On top of him, Lanie lays staring into his stunned face. She’s frozen with denial, unwilling to look again at the corpse of the beautiful instrument.  His eyes are perfectly rounded, and his lips part as he tries to breathe. His gasp brings her to her senses, and she jumps off him so he can take in air.

“Seems Ben falls all over himself when he’s around you, Mick.” Lanie’s sharp tone makes Mickey’s brow furrow. “You need to do something about that before we send him back to Kirkby in a body bag. Or a takeout container.” She glances pointedly at the fire as she dusts herself off, trying to regain her composure as sickness fills her.

“Chief!” Pike bounds over with ground-eating strides. Jake McGuiness, who hasn’t left after all, is close behind. “Do you need some help? The fire is contained.”

“Obviously it is, Captain,” She glares at Ben as McGuiness plucks him off his mangled guitar.
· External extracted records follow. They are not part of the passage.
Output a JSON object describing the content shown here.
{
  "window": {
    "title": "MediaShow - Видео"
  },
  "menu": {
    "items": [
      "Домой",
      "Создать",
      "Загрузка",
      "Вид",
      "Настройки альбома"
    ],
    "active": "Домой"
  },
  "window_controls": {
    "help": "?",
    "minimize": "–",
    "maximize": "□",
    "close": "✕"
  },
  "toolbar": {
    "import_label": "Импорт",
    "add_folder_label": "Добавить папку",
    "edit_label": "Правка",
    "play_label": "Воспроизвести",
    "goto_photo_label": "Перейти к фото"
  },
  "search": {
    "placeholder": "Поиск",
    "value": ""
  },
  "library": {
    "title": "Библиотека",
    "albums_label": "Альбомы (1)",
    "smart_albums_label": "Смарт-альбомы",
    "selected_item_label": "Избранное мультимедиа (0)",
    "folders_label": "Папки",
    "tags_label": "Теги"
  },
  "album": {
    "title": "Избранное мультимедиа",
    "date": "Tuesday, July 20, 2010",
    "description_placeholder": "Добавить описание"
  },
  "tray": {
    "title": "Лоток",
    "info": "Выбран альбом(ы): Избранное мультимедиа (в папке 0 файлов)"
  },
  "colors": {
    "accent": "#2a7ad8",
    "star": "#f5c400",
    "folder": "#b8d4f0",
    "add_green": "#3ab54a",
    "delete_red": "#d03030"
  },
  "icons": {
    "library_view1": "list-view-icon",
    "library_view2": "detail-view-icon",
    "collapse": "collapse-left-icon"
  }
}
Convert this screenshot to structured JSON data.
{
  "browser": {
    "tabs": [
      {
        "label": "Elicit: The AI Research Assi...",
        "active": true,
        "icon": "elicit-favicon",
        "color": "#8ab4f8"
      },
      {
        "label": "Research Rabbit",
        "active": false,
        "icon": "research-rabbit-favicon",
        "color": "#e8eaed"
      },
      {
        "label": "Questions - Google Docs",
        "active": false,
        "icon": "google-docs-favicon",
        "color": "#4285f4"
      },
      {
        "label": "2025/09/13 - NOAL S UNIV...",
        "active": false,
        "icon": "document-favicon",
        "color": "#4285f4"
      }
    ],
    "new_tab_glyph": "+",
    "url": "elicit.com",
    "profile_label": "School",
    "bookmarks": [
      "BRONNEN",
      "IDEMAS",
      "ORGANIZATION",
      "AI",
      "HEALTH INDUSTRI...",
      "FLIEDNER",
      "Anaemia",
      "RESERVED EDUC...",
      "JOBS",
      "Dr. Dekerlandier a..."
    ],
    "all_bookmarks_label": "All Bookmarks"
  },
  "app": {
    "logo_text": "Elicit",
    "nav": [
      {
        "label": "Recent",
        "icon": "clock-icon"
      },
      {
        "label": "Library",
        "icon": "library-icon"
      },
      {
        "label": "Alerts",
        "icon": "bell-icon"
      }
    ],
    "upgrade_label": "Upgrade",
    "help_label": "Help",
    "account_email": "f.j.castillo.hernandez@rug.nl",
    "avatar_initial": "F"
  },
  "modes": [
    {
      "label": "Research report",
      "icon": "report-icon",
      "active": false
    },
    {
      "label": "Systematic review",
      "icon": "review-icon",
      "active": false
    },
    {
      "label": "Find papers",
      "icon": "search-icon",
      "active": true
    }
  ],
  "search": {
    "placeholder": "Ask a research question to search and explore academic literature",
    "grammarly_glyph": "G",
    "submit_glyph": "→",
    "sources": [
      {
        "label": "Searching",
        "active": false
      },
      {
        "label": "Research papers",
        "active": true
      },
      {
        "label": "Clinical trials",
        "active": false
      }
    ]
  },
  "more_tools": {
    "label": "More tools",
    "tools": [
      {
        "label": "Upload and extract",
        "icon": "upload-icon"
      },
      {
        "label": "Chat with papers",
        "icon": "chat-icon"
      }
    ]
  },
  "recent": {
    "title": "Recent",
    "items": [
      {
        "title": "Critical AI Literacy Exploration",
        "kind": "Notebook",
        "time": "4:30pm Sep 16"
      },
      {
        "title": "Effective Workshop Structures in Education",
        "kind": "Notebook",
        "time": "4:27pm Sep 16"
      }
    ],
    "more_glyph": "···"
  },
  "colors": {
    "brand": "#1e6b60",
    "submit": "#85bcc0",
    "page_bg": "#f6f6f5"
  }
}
The strings create a scraping and twanging noise. Ben clutched his left arm, and McGuinness touches it, talking softly. Ben shakes his head and moved away.
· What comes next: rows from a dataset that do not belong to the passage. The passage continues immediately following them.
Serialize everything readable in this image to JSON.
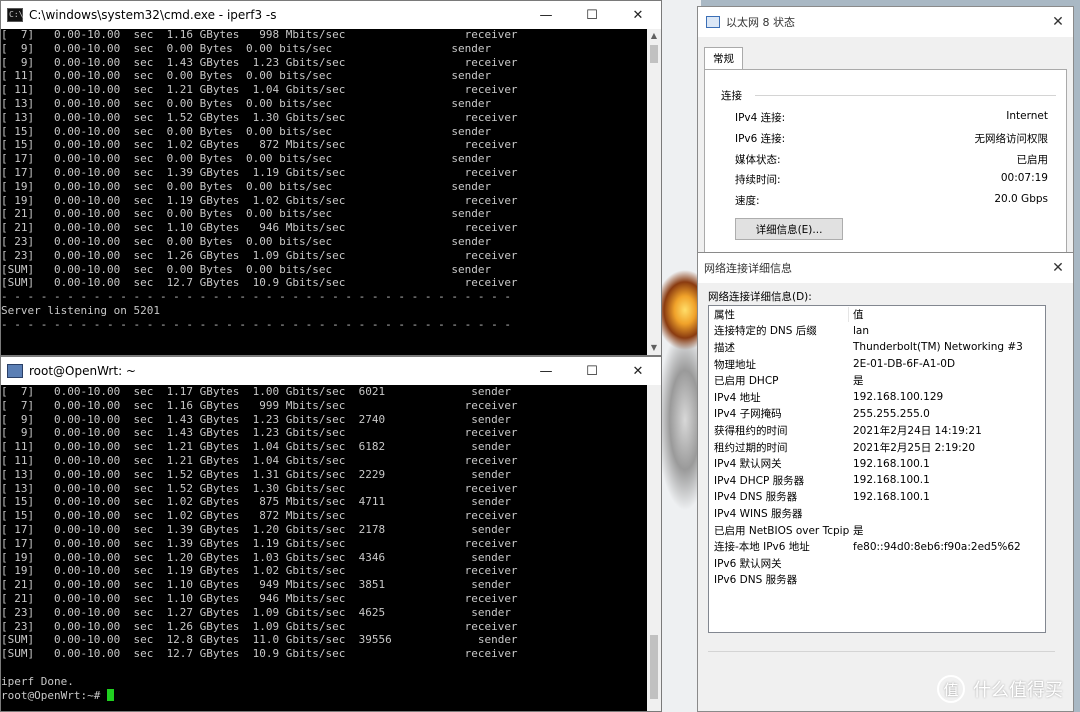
{
  "cmd_window": {
    "title": "C:\\windows\\system32\\cmd.exe - iperf3  -s",
    "icon": "cmd-icon",
    "lines": [
      "[  7]   0.00-10.00  sec  1.16 GBytes   998 Mbits/sec                  receiver",
      "[  9]   0.00-10.00  sec  0.00 Bytes  0.00 bits/sec                  sender",
      "[  9]   0.00-10.00  sec  1.43 GBytes  1.23 Gbits/sec                  receiver",
      "[ 11]   0.00-10.00  sec  0.00 Bytes  0.00 bits/sec                  sender",
      "[ 11]   0.00-10.00  sec  1.21 GBytes  1.04 Gbits/sec                  receiver",
      "[ 13]   0.00-10.00  sec  0.00 Bytes  0.00 bits/sec                  sender",
      "[ 13]   0.00-10.00  sec  1.52 GBytes  1.30 Gbits/sec                  receiver",
      "[ 15]   0.00-10.00  sec  0.00 Bytes  0.00 bits/sec                  sender",
      "[ 15]   0.00-10.00  sec  1.02 GBytes   872 Mbits/sec                  receiver",
      "[ 17]   0.00-10.00  sec  0.00 Bytes  0.00 bits/sec                  sender",
      "[ 17]   0.00-10.00  sec  1.39 GBytes  1.19 Gbits/sec                  receiver",
      "[ 19]   0.00-10.00  sec  0.00 Bytes  0.00 bits/sec                  sender",
      "[ 19]   0.00-10.00  sec  1.19 GBytes  1.02 Gbits/sec                  receiver",
      "[ 21]   0.00-10.00  sec  0.00 Bytes  0.00 bits/sec                  sender",
      "[ 21]   0.00-10.00  sec  1.10 GBytes   946 Mbits/sec                  receiver",
      "[ 23]   0.00-10.00  sec  0.00 Bytes  0.00 bits/sec                  sender",
      "[ 23]   0.00-10.00  sec  1.26 GBytes  1.09 Gbits/sec                  receiver",
      "[SUM]   0.00-10.00  sec  0.00 Bytes  0.00 bits/sec                  sender",
      "[SUM]   0.00-10.00  sec  12.7 GBytes  10.9 Gbits/sec                  receiver",
      "- - - - - - - - - - - - - - - - - - - - - - - - - - - - - - - - - - - - - - -",
      "Server listening on 5201",
      "- - - - - - - - - - - - - - - - - - - - - - - - - - - - - - - - - - - - - - -"
    ]
  },
  "putty_window": {
    "title": "root@OpenWrt: ~",
    "icon": "putty-icon",
    "lines": [
      "[  7]   0.00-10.00  sec  1.17 GBytes  1.00 Gbits/sec  6021             sender",
      "[  7]   0.00-10.00  sec  1.16 GBytes   999 Mbits/sec                  receiver",
      "[  9]   0.00-10.00  sec  1.43 GBytes  1.23 Gbits/sec  2740             sender",
      "[  9]   0.00-10.00  sec  1.43 GBytes  1.23 Gbits/sec                  receiver",
      "[ 11]   0.00-10.00  sec  1.21 GBytes  1.04 Gbits/sec  6182             sender",
      "[ 11]   0.00-10.00  sec  1.21 GBytes  1.04 Gbits/sec                  receiver",
      "[ 13]   0.00-10.00  sec  1.52 GBytes  1.31 Gbits/sec  2229             sender",
      "[ 13]   0.00-10.00  sec  1.52 GBytes  1.30 Gbits/sec                  receiver",
      "[ 15]   0.00-10.00  sec  1.02 GBytes   875 Mbits/sec  4711             sender",
      "[ 15]   0.00-10.00  sec  1.02 GBytes   872 Mbits/sec                  receiver",
      "[ 17]   0.00-10.00  sec  1.39 GBytes  1.20 Gbits/sec  2178             sender",
      "[ 17]   0.00-10.00  sec  1.39 GBytes  1.19 Gbits/sec                  receiver",
      "[ 19]   0.00-10.00  sec  1.20 GBytes  1.03 Gbits/sec  4346             sender",
      "[ 19]   0.00-10.00  sec  1.19 GBytes  1.02 Gbits/sec                  receiver",
      "[ 21]   0.00-10.00  sec  1.10 GBytes   949 Mbits/sec  3851             sender",
      "[ 21]   0.00-10.00  sec  1.10 GBytes   946 Mbits/sec                  receiver",
      "[ 23]   0.00-10.00  sec  1.27 GBytes  1.09 Gbits/sec  4625             sender",
      "[ 23]   0.00-10.00  sec  1.26 GBytes  1.09 Gbits/sec                  receiver",
      "[SUM]   0.00-10.00  sec  12.8 GBytes  11.0 Gbits/sec  39556             sender",
      "[SUM]   0.00-10.00  sec  12.7 GBytes  10.9 Gbits/sec                  receiver",
      "",
      "iperf Done."
    ],
    "prompt": "root@OpenWrt:~# "
  },
  "status_dialog": {
    "title": "以太网 8 状态",
    "tab": "常规",
    "group_label": "连接",
    "rows": [
      {
        "label": "IPv4 连接:",
        "value": "Internet"
      },
      {
        "label": "IPv6 连接:",
        "value": "无网络访问权限"
      },
      {
        "label": "媒体状态:",
        "value": "已启用"
      },
      {
        "label": "持续时间:",
        "value": "00:07:19"
      },
      {
        "label": "速度:",
        "value": "20.0 Gbps"
      }
    ],
    "details_button": "详细信息(E)...",
    "close_glyph": "✕"
  },
  "details_dialog": {
    "title": "网络连接详细信息",
    "caption": "网络连接详细信息(D):",
    "header": {
      "key": "属性",
      "value": "值"
    },
    "rows": [
      {
        "key": "连接特定的 DNS 后缀",
        "value": "lan"
      },
      {
        "key": "描述",
        "value": "Thunderbolt(TM) Networking #3"
      },
      {
        "key": "物理地址",
        "value": "2E-01-DB-6F-A1-0D"
      },
      {
        "key": "已启用 DHCP",
        "value": "是"
      },
      {
        "key": "IPv4 地址",
        "value": "192.168.100.129"
      },
      {
        "key": "IPv4 子网掩码",
        "value": "255.255.255.0"
      },
      {
        "key": "获得租约的时间",
        "value": "2021年2月24日 14:19:21"
      },
      {
        "key": "租约过期的时间",
        "value": "2021年2月25日 2:19:20"
      },
      {
        "key": "IPv4 默认网关",
        "value": "192.168.100.1"
      },
      {
        "key": "IPv4 DHCP 服务器",
        "value": "192.168.100.1"
      },
      {
        "key": "IPv4 DNS 服务器",
        "value": "192.168.100.1"
      },
      {
        "key": "IPv4 WINS 服务器",
        "value": ""
      },
      {
        "key": "已启用 NetBIOS over Tcpip",
        "value": "是"
      },
      {
        "key": "连接-本地 IPv6 地址",
        "value": "fe80::94d0:8eb6:f90a:2ed5%62"
      },
      {
        "key": "IPv6 默认网关",
        "value": ""
      },
      {
        "key": "IPv6 DNS 服务器",
        "value": ""
      }
    ],
    "close_glyph": "✕"
  },
  "window_controls": {
    "minimize": "—",
    "maximize": "☐",
    "close": "✕"
  },
  "watermark": {
    "badge": "值",
    "text": "什么值得买"
  }
}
Lanie flings her arm toward the captain, a kid, really, who awaits her command. He’d gotten far with the last captain of the guard who’d retired and passed on the mantel, but she can’t stand his brown-nosing attitude. He always acts like he deserves extra perks. “Stand down, Pike. Get back to the fun, everyone. All’s well.”

The crowd doesn’t seem quite sure what to do with the growled order to have fun, but they back off, giving Ben room to breathe. Ali approaches from wherever she’d been with the guitar case and shares a look of dismay with Mickey and McGuinness.
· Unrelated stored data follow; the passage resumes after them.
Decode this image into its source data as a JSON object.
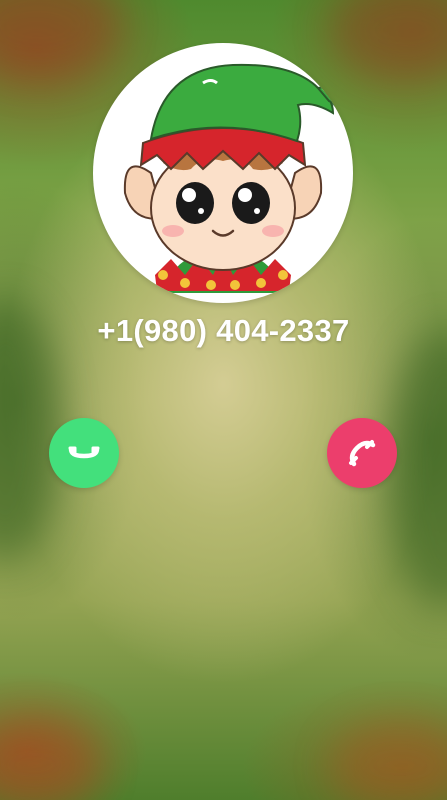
{
  "call": {
    "caller_number": "+1(980) 404-2337",
    "avatar": "elf-character-avatar"
  },
  "actions": {
    "accept": {
      "icon": "phone-handset-icon",
      "color": "#43e07c"
    },
    "decline": {
      "icon": "phone-handset-icon",
      "color": "#ec3e6c"
    }
  }
}
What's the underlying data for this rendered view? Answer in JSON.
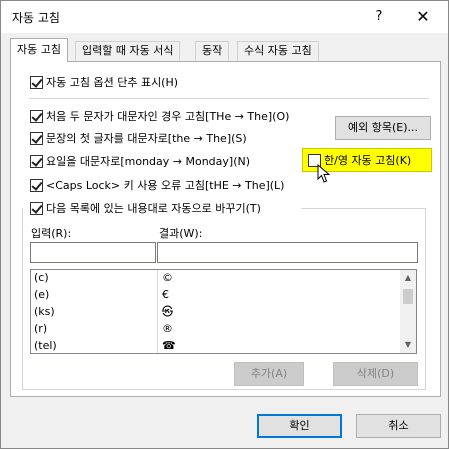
{
  "window": {
    "title": "자동 고침",
    "help": "?",
    "close": "✕"
  },
  "tabs": [
    {
      "label": "자동 고침",
      "active": true
    },
    {
      "label": "입력할 때 자동 서식",
      "active": false
    },
    {
      "label": "동작",
      "active": false
    },
    {
      "label": "수식 자동 고침",
      "active": false
    }
  ],
  "options": {
    "show_buttons": "자동 고침 옵션 단추 표시(H)",
    "two_initial_caps": "처음 두 문자가 대문자인 경우 고침[THe → The](O)",
    "capitalize_sentence": "문장의 첫 글자를 대문자로[the → The](S)",
    "capitalize_days": "요일을 대문자로[monday → Monday](N)",
    "caps_lock": "<Caps Lock> 키 사용 오류 고침[tHE → The](L)",
    "replace_text": "다음 목록에 있는 내용대로 자동으로 바꾸기(T)",
    "hangul_english": "한/영 자동 고침(K)"
  },
  "buttons": {
    "exceptions": "예외 항목(E)...",
    "add": "추가(A)",
    "delete": "삭제(D)",
    "ok": "확인",
    "cancel": "취소"
  },
  "labels": {
    "replace": "입력(R):",
    "with": "결과(W):"
  },
  "fields": {
    "replace_value": "",
    "with_value": ""
  },
  "list": {
    "rows": [
      {
        "input": "(c)",
        "result": "©"
      },
      {
        "input": "(e)",
        "result": "€"
      },
      {
        "input": "(ks)",
        "result": "㉿"
      },
      {
        "input": "(r)",
        "result": "®"
      },
      {
        "input": "(tel)",
        "result": "☎"
      }
    ]
  },
  "colors": {
    "highlight": "#ffff00",
    "accent": "#0078d7"
  }
}
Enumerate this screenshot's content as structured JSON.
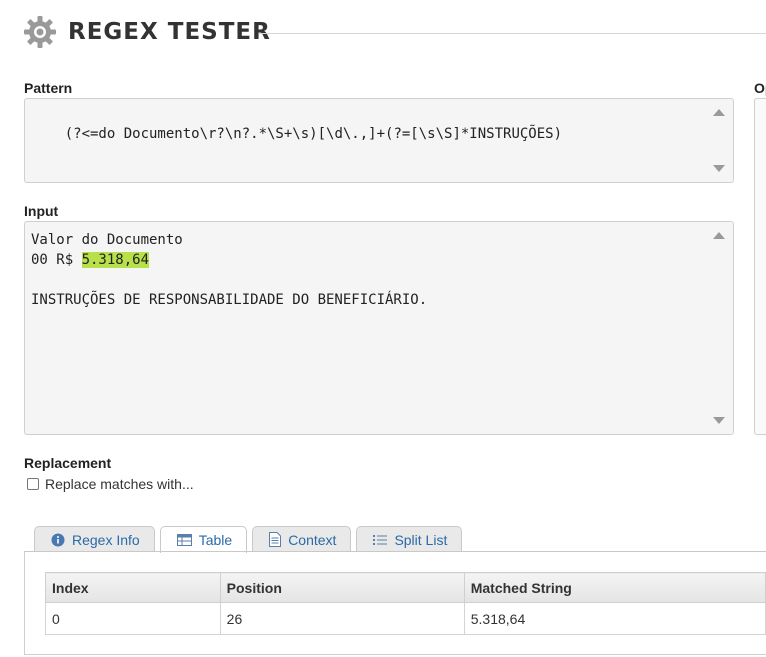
{
  "header": {
    "title": "REGEX TESTER"
  },
  "pattern": {
    "label": "Pattern",
    "value": "(?<=do Documento\\r?\\n?.*\\S+\\s)[\\d\\.,]+(?=[\\s\\S]*INSTRUÇÕES)"
  },
  "options": {
    "label": "Op"
  },
  "input": {
    "label": "Input",
    "line1": "Valor do Documento",
    "line2_prefix": "00 R$ ",
    "line2_match": "5.318,64",
    "line3": "",
    "line4": "INSTRUÇÕES DE RESPONSABILIDADE DO BENEFICIÁRIO.",
    "match_color": "#b8e04a"
  },
  "replacement": {
    "label": "Replacement",
    "checkbox_label": "Replace matches with...",
    "checked": false
  },
  "tabs": [
    {
      "label": "Regex Info",
      "icon": "info-icon",
      "active": false
    },
    {
      "label": "Table",
      "icon": "table-icon",
      "active": true
    },
    {
      "label": "Context",
      "icon": "document-icon",
      "active": false
    },
    {
      "label": "Split List",
      "icon": "list-icon",
      "active": false
    }
  ],
  "results": {
    "columns": [
      "Index",
      "Position",
      "Matched String"
    ],
    "rows": [
      [
        "0",
        "26",
        "5.318,64"
      ]
    ]
  },
  "colors": {
    "link": "#2a6aa8",
    "highlight": "#b8e04a"
  }
}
“Oh, Ben,” Ali breathes, shaking her head in regret and reaching to place a hand on his cheek.

Mickey takes his hand on the other side, and they help McGuinness get the strap over a stunned Ben’s head. Lanie has to look away as Ali carefully lays the beautiful guitar to rest in its cushioned black case, then arranges the broken pieces on top.

“Get that skewer out of there, Pike,” she commands, and he leaps to do her bidding. “With tongs! My God, what is wrong with everyone today?”

She scrubs her face, snagging a few strands of her hair and dislodging them. Ripping out her ponytail, she fluffs her curls and then twists them back up again. Where is this anger coming from? She never loses her cool in front of her team. But she’s shaken. Strung-out. This can’t be happening. Not the guitar. Not when she’s just put the puzzle together about her shared past with Ben. Daggers of grief stab her throat, as though she’s back in the wake of the tragedy that tore her childhood apart. Inside of her, the safe where she managed to stuff her most painful memories is comprised. Worse than that is the certainty that its destruction is now inevitable. A doomsday clock has started counting down.

“Goldberg,” she grinds out, staring just over his shoulder, trying to avoid catching a glimpse of that heartrending sorrow on his face. “Are you injured?” Again.

Clenching his jaw, he shakes his head and moves closer to McGuinness, who secures an arm across the back of Ben’s shoulders.

“No.” The word hisses through his teeth as he grimaces, and he swipes a palm over his cheek.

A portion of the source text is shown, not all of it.